Gerade für ältere Menschen bietet eine Regionalanästhesie dagegen viele Vorteile, weil es seltener zum postoperativen Delir sowie Komplikationen aufgrund möglicher bereits bestehender Grunderkrankungen kommt. Zudem erholen sich Betroffene schneller von dem Eingriff und können das Krankenhaus früher verlassen. Hüft-OPs, Hand- und Kniegelenks-Operationen, aber auch Krampfader-Eingriffe lassen sich in der Regel gut in Regionalanästhesie durchführen. Bedenken sollten Betroffene bei der Entscheidung auch ihr persönliches Risiko: Für Menschen mit stimmabhängigen Berufen – wie Schauspieler, Sänger oder Lehrer – kann eine Regionalanästhesie von Vorteil sein, da sie die Stimmbänder schont.
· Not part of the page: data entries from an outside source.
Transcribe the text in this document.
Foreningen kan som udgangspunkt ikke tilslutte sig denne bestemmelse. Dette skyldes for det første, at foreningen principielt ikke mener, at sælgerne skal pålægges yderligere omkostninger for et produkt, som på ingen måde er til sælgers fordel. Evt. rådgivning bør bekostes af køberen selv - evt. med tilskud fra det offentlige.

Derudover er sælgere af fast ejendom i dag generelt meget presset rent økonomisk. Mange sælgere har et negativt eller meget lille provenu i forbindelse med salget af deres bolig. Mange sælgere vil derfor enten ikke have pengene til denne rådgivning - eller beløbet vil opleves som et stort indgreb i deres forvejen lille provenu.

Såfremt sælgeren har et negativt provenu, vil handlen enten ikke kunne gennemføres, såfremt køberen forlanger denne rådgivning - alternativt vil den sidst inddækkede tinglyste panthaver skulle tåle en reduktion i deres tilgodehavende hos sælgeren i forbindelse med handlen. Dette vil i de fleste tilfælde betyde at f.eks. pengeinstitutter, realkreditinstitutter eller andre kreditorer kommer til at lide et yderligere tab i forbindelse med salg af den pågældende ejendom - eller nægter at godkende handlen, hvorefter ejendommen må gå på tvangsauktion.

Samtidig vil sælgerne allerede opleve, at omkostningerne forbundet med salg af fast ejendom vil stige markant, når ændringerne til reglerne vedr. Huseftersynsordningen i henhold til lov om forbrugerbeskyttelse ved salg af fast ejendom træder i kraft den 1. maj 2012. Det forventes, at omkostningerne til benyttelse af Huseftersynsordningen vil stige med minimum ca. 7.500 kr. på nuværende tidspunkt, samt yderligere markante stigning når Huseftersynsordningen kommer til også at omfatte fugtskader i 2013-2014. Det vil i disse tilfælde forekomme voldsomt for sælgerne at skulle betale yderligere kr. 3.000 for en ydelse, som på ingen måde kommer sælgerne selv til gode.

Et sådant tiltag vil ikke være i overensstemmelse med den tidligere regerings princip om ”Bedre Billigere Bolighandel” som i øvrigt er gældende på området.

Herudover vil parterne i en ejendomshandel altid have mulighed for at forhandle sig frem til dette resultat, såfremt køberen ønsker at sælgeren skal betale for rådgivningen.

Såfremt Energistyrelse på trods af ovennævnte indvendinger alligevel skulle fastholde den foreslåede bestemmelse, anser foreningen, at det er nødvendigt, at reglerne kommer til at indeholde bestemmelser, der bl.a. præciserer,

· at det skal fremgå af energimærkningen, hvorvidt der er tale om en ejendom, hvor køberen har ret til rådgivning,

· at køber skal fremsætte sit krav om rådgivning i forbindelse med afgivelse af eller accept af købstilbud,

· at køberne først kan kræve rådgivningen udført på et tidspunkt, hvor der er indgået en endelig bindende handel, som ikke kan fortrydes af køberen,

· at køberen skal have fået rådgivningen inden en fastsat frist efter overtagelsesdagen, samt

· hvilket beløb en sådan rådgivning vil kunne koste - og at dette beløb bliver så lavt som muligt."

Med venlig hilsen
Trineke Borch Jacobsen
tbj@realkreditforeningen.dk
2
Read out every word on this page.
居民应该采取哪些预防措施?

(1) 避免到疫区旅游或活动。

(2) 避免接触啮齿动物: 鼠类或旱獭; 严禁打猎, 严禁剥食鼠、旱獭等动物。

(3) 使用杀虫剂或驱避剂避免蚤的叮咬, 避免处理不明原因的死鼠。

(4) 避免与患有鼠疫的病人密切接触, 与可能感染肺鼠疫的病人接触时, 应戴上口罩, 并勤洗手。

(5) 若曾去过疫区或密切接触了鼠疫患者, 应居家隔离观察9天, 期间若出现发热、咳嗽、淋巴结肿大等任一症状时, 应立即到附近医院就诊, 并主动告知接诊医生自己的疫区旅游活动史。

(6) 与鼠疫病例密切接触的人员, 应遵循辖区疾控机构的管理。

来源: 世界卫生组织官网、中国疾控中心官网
So bereiten sich Betroffene auf die Narkose vor
Sechs Stunden vor einer Vollnarkose dürfen Betroffene nichts mehr essen und keine trüben Flüssigkeiten mehr trinken. Sonst besteht die Gefahr, dass unter der Narkose Mageninhalt in Rachen und Lunge gerät. Das kann zu Lungenentzündungen und schweren Atemwegskomplikationen führen. In dieser Zeit sollte auch nicht mehr geraucht werden. Denn das verschlechtert die Sauerstoffversorgung, kann zu Bronchospasmen während der Narkose führen und erhöht das Risiko für weitere Komplikationen wie Herzrhythmusstörungen.
Zwei Stunden vor der Narkose darf auch nichts mehr getrunken werden, auch keine klaren Flüssigkeiten. Make-up und Nagellack sollten Betroffene vor der OP entfernen. Denn Anästhesisten erkennen an den Fingerspitzen und der Durchblutung der Haut, ob eine mögliche Störung der Sauerstoffversorgung vorliegt. Es empfiehlt sich auch, rechtzeitig mit dem Arzt zu besprechen, welche Medikamente vor der Operation abgesetzt werden müssen. Betroffene, die schon einmal Komplikationen im Rahmen einer Narkose hatten, sollten ihren Anästhesie-Ausweis bereits zum Aufklärungsgespräch mitbringen. Auf diesem standardisierten Dokument werden bisherige relevante Vorkommnisse sowie zum Beispiel Medikamenten-Unverträglichkeiten notiert.